Most of the ubiquitous chains cluttering Britain’s dwindling high streets are at best tolerated, or at worst vilified. Although Greggs has attracted some criticism for its high-calorie products, with more than half of the UK population being overweight or obese, it remains popular.

Last year, Greggs launched several ‘drops’ of branded clothing with retail giant Primark, and they all sold out. At least two documentaries have been made to discover the secrets of the Steak Bake. And during the first UK Covid lockdown, the company shared the recipe online, so robbed customers could make their own.

It is seen as a “crutch, a helping hand, an umbrella on a rainy day,” according to journalist and author Joel Golby. wrote in The Guardian. “If you don’t love Greggs, you don’t love life.”

There are several possible explanations. Greggs brand director Ian White puts it down to nostalgia. “People grew up with Greggs,” he said. “It reminds you of your childhood. You feel like you own it.”

Ms Currie believes the “secret sauce” is Greggs’ staff – encouraged to build relationships with regular customers – and its prices. Greggs coffee is significantly cheaper than many rivals at around $2 per cup. With average food prices in Great Britain increased by 27 percent Since 2021, affordability has been crucial.

The final ingredient is a self-aware sense of humor that British people love. There are, famously, exactly 96 layers of dough in the company’s best-selling sausage roll – the 97th is perhaps an irony.

As a brand, Greggs has an almost unifying quality. “Our customers come from all demographics,” Ms Currie said. And because everyone goes to Greggs, expressing allegiance is a way of encoding a lack of pretension. The actor Jake Gyllenhaal, not exactly the target group for a Yum Yum, has admitted this before indulging in his Greggs habit on trips to London.

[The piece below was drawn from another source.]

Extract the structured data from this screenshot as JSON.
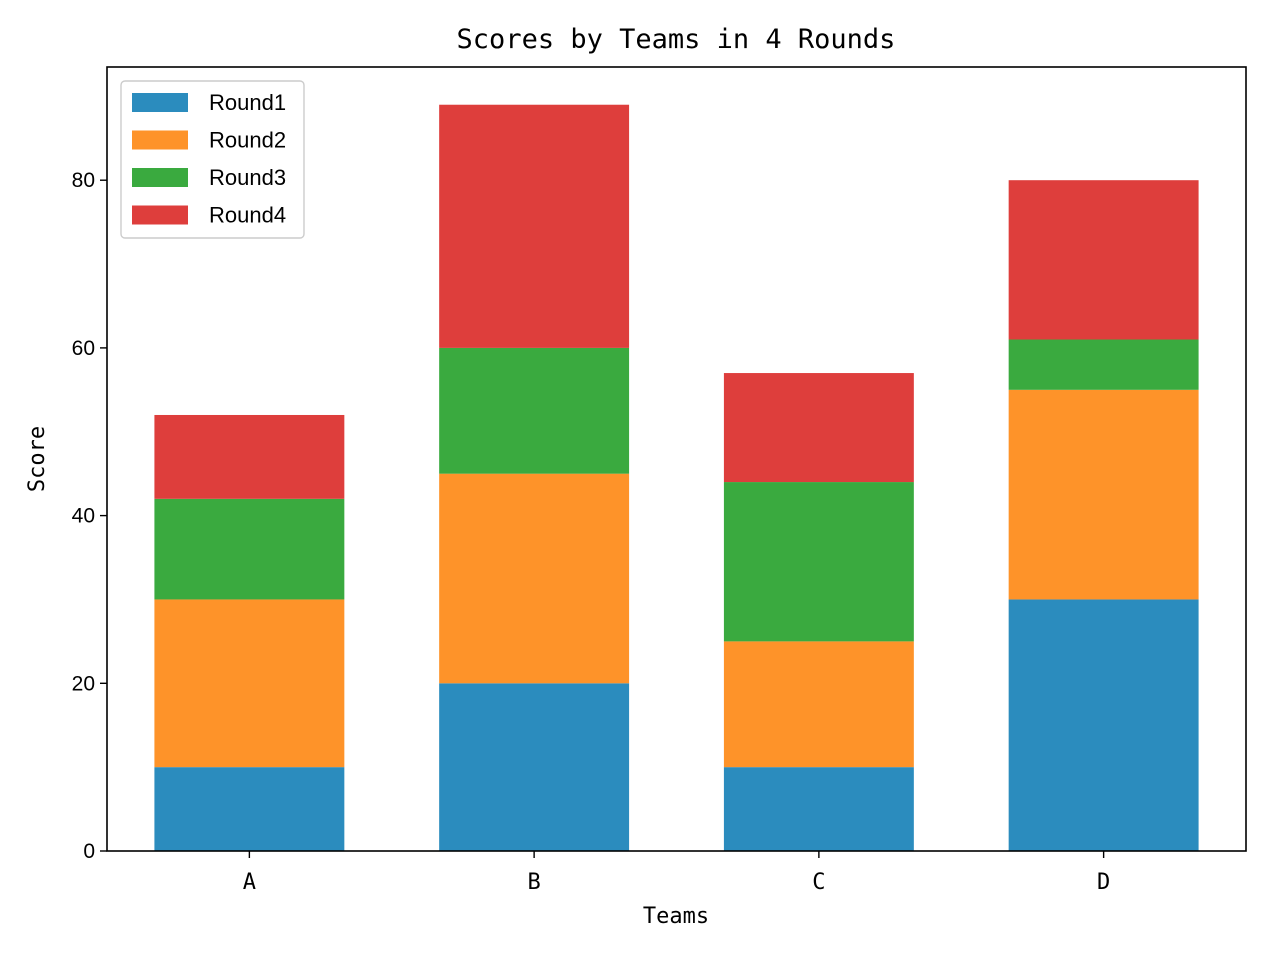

Instead of resisting that excitement, the company has bought into it. Mr White described his approach as ‘not taking ourselves too seriously’. There is a realization that Greggs is a bit of a “secret delight” for most, he said.

In 2019, professional culture warriors reacted furiously to Greggs’ launch of a vegan sausage roll: television presenter Piers Morgan spat one out on live TV, describing the company as “PC-destroyed clowns” online. Unlike Mr Morgan, Greggs did not bite. “Oh hello Piers, we were expecting you,” wrote it on what was then Twitter. A month later, the chain attributed a 10 percent increase in sales to the vegan sandwich.

The clothing line, the decision to reward British rapper Stormzy with a ‘concierge card’ and the silver service bistro, it all comes with a similar wink and wink. They are not taken as a sign that Greggs is getting above his means, but as evidence that he is in on the joke.

“We know who we are,” Mr. White said. “We are part of the fabric of the country.”